Juvenile xanthogranuloma (JXG) can affect the skin only, the eye, and/or other locations in the body such as the lung, liver, adrenal gland, appendix, bones, bone marrow, pituitary gland, central nervous system, kidney, heart, small and large intestines, and spleen. The skin is the most common location of involvement and often does not require treatment. Eye lesions may or may not occur in the presence of skin involvement. Eye involvement with JXG needs to be treated to prevent visual problems. Systemic JXG, where lesions are present in more than one organ or body system, has been reported only in single- or small-case studies and usually requires treatment.
In one study of 129 patients (Kiel Pediatric Tumor Registry), 71% of the cases were diagnosed within the first year of life, and 81% were single skin lesions. There is an overall rate of 7% to 10% of patients (including adults) with multi-system JXG. Children younger than 6 months are more likely to have multiple lesions.
Skin lesions usually do not have symptoms such as pain or itching. They present as reddened, yellowish or brownish, slightly raised, and rubbery bumps on the skin. They may also appear in the fat layer beneath the skin.
JXG involving the eye, which is the second most common location, usually affects the iris, which is the colored, ring-shaped part of the eye.
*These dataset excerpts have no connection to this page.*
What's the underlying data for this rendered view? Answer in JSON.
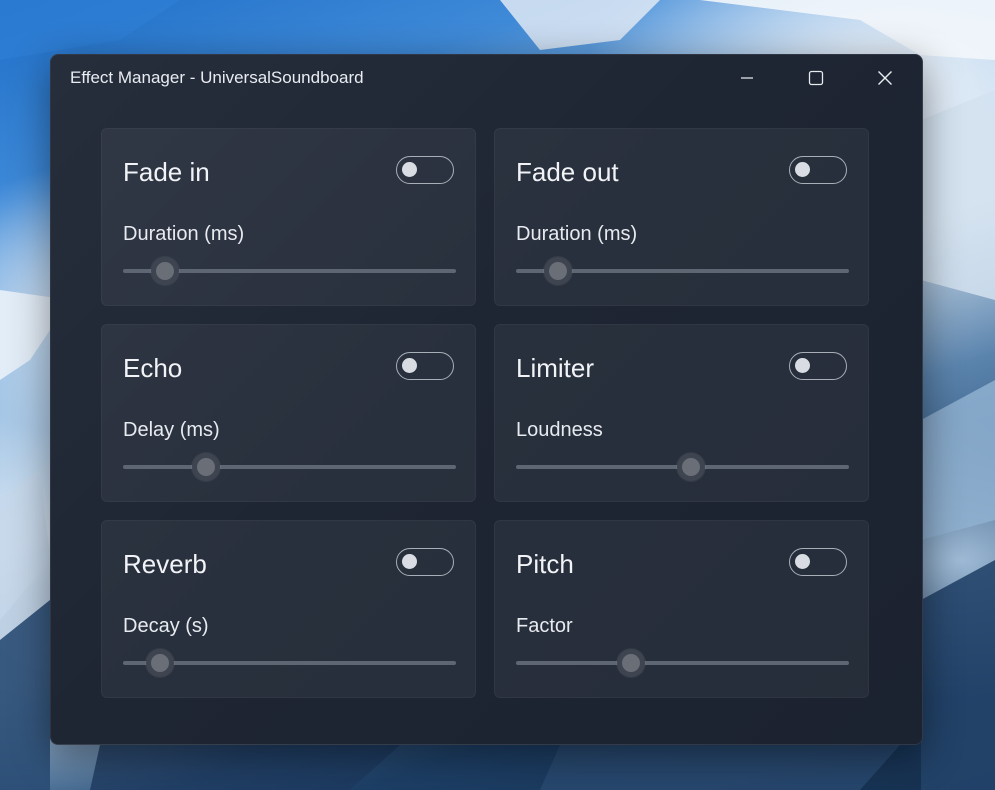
{
  "window": {
    "title": "Effect Manager - UniversalSoundboard"
  },
  "captions": {
    "minimize_icon": "minimize-icon",
    "maximize_icon": "maximize-icon",
    "close_icon": "close-icon"
  },
  "effects": [
    {
      "title": "Fade in",
      "enabled": false,
      "param_label": "Duration (ms)",
      "slider_fraction": 0.125
    },
    {
      "title": "Fade out",
      "enabled": false,
      "param_label": "Duration (ms)",
      "slider_fraction": 0.125
    },
    {
      "title": "Echo",
      "enabled": false,
      "param_label": "Delay (ms)",
      "slider_fraction": 0.25
    },
    {
      "title": "Limiter",
      "enabled": false,
      "param_label": "Loudness",
      "slider_fraction": 0.525
    },
    {
      "title": "Reverb",
      "enabled": false,
      "param_label": "Decay (s)",
      "slider_fraction": 0.11
    },
    {
      "title": "Pitch",
      "enabled": false,
      "param_label": "Factor",
      "slider_fraction": 0.345
    }
  ],
  "colors": {
    "window_bg": "#1e2533",
    "card_bg": "#272e3b",
    "toggle_border": "#a9afb9",
    "track": "#5e6674"
  }
}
Lesions can, however, occur in other parts of the eye including the eyelid or inside of the eye, usually on one side only. Approximately one-half of patients with eye involvement also have skin lesions. Eye lesions are less likely to improve without treatment than skin involvement and can progress without treatment.
Because many patients with JXG of the eye are without symptoms, the diagnosis may be delayed and/or difficult. Eye lesions may be discovered by accident, often noted by watchful parents or the primary care physician. It is generally recommended that young children with multiple skin lesions be seen by an ophthalmologist every 3 months until 3 years of age.
Other symptoms related to JXG depend on the location of the disease. For example, if the bone marrow is involved, patients may have abnormalities in blood counts. Liver involvement can cause abnormalities in blood liver tests, as well as an elevated inflammation level (sedimentation rate) in the blood. Pituitary gland involvement can lead to diabetes insipidus.
It is important to remember that the diagnosis of JXG cannot be made on symptoms alone as it may present very similarly to LCH. It is therefore necessary to consult a knowledgeable physician to receive a thorough work-up and accurate diagnosis.